The Sunday Times today features our CEO, Nicola Horlick, and her fashion designer daughter, Alice. Alice's exquisite handbags - and equally delightful dogs - can be found at AEVHA London. One bag and one dog illustrate today's story on the Money&Co. site.
But back to The Sunday Times. The piece notes that "finances remain a taboo subject in many families. More than half the parents in Britain find it difficult to talk to their children about money matters, according to research by the Money Advice Service, which questioned 2,000 parents earlier this month". The article, excerpted below, features six "experts" and reveals how they impart knowledge to their children.
We should point out that risk is always a very important factor, and should be carefully considered before committing money to a person-to-person (P2P) business loan (referred to sometimes [see below] as person-to-business). That said, the Horlick family is putting its children's money where Nicola's mouth is...
Nicola Horlick, chief executive of the person-to-business lending platform Money & Co., was a leading fund manager for 30 years, and was dubbed the "City Superwoman" for juggling her career alongside bringing up six children.
Her children are now aged between 15 and 26. Her eldest daughter, Georgie, died from leukaemia in 1998 aged 12.

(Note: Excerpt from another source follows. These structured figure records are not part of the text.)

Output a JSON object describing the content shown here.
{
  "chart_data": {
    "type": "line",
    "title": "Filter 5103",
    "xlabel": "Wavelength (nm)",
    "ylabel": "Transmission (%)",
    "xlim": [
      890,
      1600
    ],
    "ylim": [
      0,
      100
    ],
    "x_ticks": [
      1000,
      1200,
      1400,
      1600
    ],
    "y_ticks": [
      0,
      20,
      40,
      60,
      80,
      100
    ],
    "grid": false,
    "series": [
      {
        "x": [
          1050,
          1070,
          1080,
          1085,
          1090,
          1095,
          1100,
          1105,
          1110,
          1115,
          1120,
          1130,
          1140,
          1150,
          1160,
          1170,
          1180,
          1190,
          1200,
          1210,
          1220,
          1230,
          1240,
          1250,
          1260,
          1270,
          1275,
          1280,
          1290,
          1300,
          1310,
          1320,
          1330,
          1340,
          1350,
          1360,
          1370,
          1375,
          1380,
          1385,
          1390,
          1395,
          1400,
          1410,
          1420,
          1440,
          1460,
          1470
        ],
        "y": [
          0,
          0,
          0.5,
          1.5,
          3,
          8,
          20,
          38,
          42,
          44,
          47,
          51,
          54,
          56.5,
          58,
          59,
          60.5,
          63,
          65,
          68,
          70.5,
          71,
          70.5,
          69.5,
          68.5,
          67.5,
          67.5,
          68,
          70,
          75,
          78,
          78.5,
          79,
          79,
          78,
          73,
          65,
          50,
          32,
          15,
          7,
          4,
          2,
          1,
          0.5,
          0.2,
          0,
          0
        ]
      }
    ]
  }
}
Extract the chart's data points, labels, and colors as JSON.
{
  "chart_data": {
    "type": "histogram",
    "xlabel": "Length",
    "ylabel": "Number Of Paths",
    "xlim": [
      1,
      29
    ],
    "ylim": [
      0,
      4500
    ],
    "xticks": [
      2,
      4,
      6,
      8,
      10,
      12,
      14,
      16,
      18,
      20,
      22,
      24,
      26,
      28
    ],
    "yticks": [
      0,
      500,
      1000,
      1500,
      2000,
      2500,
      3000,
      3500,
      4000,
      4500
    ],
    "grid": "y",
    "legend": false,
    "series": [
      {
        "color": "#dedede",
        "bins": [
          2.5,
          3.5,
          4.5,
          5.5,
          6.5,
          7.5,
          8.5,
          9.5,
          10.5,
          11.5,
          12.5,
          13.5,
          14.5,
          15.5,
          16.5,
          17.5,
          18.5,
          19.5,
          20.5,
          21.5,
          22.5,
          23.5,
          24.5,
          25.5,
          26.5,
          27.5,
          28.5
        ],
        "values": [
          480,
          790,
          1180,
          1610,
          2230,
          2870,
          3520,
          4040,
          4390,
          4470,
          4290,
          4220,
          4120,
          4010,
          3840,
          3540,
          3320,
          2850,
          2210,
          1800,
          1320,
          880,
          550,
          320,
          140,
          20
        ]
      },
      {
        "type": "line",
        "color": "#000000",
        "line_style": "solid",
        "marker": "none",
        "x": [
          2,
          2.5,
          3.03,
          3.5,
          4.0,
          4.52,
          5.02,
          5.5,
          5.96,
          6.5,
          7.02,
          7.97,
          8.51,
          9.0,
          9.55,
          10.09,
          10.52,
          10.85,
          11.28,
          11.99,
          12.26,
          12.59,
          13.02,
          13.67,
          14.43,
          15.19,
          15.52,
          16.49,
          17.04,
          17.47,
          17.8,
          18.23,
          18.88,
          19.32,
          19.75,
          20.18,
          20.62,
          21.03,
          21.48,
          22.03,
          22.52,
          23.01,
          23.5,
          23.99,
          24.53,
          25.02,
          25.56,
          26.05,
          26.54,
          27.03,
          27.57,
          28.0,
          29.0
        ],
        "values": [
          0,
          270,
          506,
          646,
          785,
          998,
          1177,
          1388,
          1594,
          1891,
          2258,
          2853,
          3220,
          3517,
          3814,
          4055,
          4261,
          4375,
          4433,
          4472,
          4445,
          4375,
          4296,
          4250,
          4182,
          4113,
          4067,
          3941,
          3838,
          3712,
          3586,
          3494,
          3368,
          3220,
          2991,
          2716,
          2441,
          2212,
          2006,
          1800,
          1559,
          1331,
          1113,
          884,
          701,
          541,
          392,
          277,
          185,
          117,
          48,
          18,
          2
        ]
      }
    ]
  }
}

When Horlick was growing up, she says she and her brother were discouraged from working by their father while they were in full-time education ??? on the basis that they would have to spend a lifetime working.
While she took the same point of view with her own children, they have always been more eager to earn money than she was.
She said: "My eldest daughter worked as a teacher's assistant before travelling around South America during her gap year. The next one down worked for a film producer before she too went to South America. She is now a medical student and earns money tutoring children in between times.
"My eldest son is at Cambridge reading computer science and is able to make plenty of money during summer vacations as a techie. My youngest daughter worked for an ad agency during her gap year. Only my 15-year-old son has never earned any money."
Horlick added: "I do think it is very important to encourage children to save and to think about how to invest once they have left school.
"When they embark upon tertiary education, they are treated as being economically independent - even though they rarely are, in truth."
Horlick has provided guidance to her children when they have been looking to invest their earnings or money given to them by their grandparents.
She said: "Two of my children have become regular lenders on the Money & Co platform and there is huge rivalry between them in terms of the rates they are getting on their loans.
"My daughter is miffed because her brother is earning a better rate of interest, so she is becoming bolder when she is bidding."